For many years, American device manufacturers have launched devices first in Europe, as the requirements under the EU’s previous Medical Device Directive were lower than analogous FDA rules in the US. This was especially true for high-risk devices in the Class III category, where small clinical studies that were deemed sufficient for EU commercialization fell short of the FDA’s required level of data to confirm the safety and effectiveness of the device in the US. In the case of in vitro diagnostics, the vast majority of products did not require approval through “Notified Bodies” (EU’s term for a private third party that has been accredited to assess healthcare products on behalf of an EU country’s healthcare regulator) and could be placed on the market after self-certification without pre-market authority oversight.
Several public health scandals associated with defective breast implants and hip implants profoundly influenced the new EU medical devices and IVD rules that were proposed first in 2012. In May of 2017, the EU’s new Medical Device Regulation and IVD Regulation came into effect, and device makers have 3 years in which to comply while in vitro diagnostic companies have 5 years. An essential feature is that current devices are not “grandfathered” into the new requirements, and the net effect of the MDR and IVDR will be an increase in regulatory burden on industry, in some ways bringing the EU’s rules closer to the FDA’s rules.
For example, the MDR requires universal device identifiers, increased clinical trial data for Class III devices, post-market surveillance reports, an expanded adverse event database (EUDAMED), and a spike in the percentage of in vitro diagnostics that require pre-market approval from below 20% to above 80%. Those elements are largely status quo in the US.
The two regulations require that Notified Bodies are re-accredited for issuing MDR and IVDR certificates.
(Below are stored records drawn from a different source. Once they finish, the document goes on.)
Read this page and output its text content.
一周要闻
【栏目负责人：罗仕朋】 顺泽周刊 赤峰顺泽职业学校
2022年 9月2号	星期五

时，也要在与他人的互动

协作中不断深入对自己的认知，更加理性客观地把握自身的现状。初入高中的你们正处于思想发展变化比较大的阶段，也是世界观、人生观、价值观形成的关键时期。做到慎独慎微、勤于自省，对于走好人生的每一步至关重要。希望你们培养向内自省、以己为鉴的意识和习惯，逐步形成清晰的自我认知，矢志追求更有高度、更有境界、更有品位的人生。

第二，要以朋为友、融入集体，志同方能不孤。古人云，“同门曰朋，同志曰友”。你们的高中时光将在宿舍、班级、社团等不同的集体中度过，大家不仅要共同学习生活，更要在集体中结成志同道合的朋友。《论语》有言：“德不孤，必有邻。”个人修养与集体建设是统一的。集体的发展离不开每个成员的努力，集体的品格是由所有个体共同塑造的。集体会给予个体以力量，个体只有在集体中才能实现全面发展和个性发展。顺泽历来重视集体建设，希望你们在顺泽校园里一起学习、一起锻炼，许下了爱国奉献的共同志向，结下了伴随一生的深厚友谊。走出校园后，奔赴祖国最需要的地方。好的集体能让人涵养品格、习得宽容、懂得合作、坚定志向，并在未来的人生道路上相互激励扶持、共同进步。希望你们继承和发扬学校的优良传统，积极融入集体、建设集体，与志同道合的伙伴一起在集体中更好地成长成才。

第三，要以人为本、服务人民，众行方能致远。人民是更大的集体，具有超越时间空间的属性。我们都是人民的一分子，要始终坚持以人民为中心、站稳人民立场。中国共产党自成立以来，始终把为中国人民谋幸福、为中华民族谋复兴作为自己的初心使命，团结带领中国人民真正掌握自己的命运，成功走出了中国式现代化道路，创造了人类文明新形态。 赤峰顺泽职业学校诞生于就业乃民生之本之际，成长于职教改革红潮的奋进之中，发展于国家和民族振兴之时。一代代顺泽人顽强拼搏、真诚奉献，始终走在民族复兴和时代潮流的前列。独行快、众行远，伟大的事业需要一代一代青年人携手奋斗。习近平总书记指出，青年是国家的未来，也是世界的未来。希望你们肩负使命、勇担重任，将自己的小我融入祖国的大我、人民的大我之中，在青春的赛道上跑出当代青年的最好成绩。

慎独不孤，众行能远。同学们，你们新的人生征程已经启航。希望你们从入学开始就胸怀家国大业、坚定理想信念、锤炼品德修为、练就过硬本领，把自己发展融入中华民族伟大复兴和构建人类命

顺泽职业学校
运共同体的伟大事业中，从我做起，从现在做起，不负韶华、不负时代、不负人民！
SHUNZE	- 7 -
The re-accreditation will take place against much stricter rules than currently apply and many Notified Bodies are planning to exit the business in light of the staff increases needed to process more submissions, review more clinical data, and add new post-market surveillance obligations (e.g., unannounced audits) to an already-stretched group. In addition, the UK’s “Brexit” is causing massive insecurity around the four UK notified bodies. Some of them are currently trying to move to the continent to be accredited there, while others seem to be betting on a soft Brexit, allowing the UK to be tied into the EU internal market in a way that preserves its right to nominate Notified Bodies for the EU internal market. The Brexit is further causing upheaval on the drug side as the European Medicines Agency (EU’s centralized FDA for drugs) contemplates leaving Great Britain and moving to one of the 19 EU countries offering it a new home, causing delays and staff losses that are likely to affect the medical device industry as well. The EMA will announce a decision in November 2017.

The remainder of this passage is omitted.